Still, amid a nationwide reckoning on race and racism, organizers say that the time for talking is over.

“For so long in this country, we’ve tinkered around the edges of structural change,” Byrd said. “And we’ve said to law enforcement: ‘If you could just kill us less, if you could just learn a new trick so that maybe you won’t kill us in this specific way, then that’ll feel like progress.”

Yet, this crisis, Byrd and other organizers argue, requires immediate action from leaders and particularly their Black mayors beyond change within police forces. Many have been asking for this change since long before Floyd’s killing.

April Goggans, a lead organizer with Black Lives Matter D.C., described the group’s relationship with Bowser as “contentious.”

“She has done everything to discredit, disrespect or ignore us until George Floyd was murdered,” Goggans said. “[She’s] really portraying herself and D.C. as so progressive when it comes to policing and police brutality when she hasn’t even said the names of the people who have been killed in D.C. by police.”

When Bowser ordered “Black Lives Matter” painted on the street leading to the White House and renamed the area in front of the White House “Black Lives Matter” plaza, the move was seen by national commentators as a powerful affront to President Donald Trump’s law-and-order leadership style and an olive branch to the city’s activist community.


Activists, however, saw it as an empty gesture. The same weekend, Black Lives Matter D.C. painted “Defund the Police” in the same large, yellow letters across from the first phrase, a response they said was meant to confront Bowser’s lip service to the issue of police violence and call attention to their demands. Bowser did not respond to requests to comment.

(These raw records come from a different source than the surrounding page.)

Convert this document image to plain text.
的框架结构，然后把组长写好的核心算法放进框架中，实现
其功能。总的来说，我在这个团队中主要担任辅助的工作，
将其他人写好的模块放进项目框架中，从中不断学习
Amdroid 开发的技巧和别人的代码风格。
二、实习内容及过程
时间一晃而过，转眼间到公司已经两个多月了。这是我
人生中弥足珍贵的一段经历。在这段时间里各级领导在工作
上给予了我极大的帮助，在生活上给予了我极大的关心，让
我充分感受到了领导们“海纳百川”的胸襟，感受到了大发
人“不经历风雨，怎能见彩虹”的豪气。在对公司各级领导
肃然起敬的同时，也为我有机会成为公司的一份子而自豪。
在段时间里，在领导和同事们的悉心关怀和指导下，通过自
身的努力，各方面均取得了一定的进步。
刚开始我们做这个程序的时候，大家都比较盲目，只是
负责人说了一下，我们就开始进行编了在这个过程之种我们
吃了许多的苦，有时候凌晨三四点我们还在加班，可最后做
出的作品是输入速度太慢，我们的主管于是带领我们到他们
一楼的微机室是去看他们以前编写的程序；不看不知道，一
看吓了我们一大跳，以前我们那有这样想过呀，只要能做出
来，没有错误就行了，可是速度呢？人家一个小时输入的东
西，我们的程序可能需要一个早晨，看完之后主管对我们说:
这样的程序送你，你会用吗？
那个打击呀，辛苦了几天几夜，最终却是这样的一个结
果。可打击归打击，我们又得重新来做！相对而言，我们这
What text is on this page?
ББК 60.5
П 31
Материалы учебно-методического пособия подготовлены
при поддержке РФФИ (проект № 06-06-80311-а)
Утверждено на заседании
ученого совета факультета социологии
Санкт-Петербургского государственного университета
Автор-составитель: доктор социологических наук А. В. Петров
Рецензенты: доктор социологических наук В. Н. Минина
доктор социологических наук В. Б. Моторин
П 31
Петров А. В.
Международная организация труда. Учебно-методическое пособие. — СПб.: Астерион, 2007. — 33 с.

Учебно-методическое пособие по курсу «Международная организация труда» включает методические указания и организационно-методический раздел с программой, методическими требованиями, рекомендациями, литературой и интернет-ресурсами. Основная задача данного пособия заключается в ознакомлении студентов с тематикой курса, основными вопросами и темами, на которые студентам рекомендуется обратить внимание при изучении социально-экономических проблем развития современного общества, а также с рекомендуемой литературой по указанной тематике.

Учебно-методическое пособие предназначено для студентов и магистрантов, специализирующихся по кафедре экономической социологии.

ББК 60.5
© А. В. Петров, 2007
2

Lightfoot and Chicago activists also have conflicting views on police reform. Lightfoot told POLITICO last month that calls to defund the city’s police department make for a “nice hashtag”, but said it would hurt efforts to diversify the force and run counter to what most Chicagoans want. Organizers say her record on police reform is too weak to prove that her current efforts would yield real change.

“We’re not going to keep saying ‘let’s train the police’ when that hasn’t occurred,” said Inez White, an organizer with the Chicago chapter of BYP100, a national organization of young Black activists. “Training police has cost us more money, and has still led to black people being killed.”

The pressure on the mayors to deliver policy results has been compounded by partisan gridlock at both the federal and state levels. Congress and many state legislatures have yet to agree on any significant policy changes related to policing, and an overwhelming majority of national legislators are against defunding the police.

“What adds to the problem is not having federal or national standards and having each mayor who has to pretty much do his own thing,” said McKinley Price, mayor of Newport News, Va., and president of the African-American Mayors’ Association. “I think it is putting pressure on mayors and pressures on our police chiefs and doggedly for them to try and come up with a plan that’s going to be unique and good for them.”

Activists say they plan to continue to mobilize against their mayors’ incremental reform models throughout the summer and beyond. They also maintain that leaders still have an opportunity to save face: by increasing transparency in their cities’ budgeting processes, reallocating funds to other municipal services like housing and, perhaps most contentiously, finding alternatives to the police.

“In these jobs there’s so many balancing components,” Nutter explained. “You can’t have a great city of people who don’t feel safe. Those mayors know that.”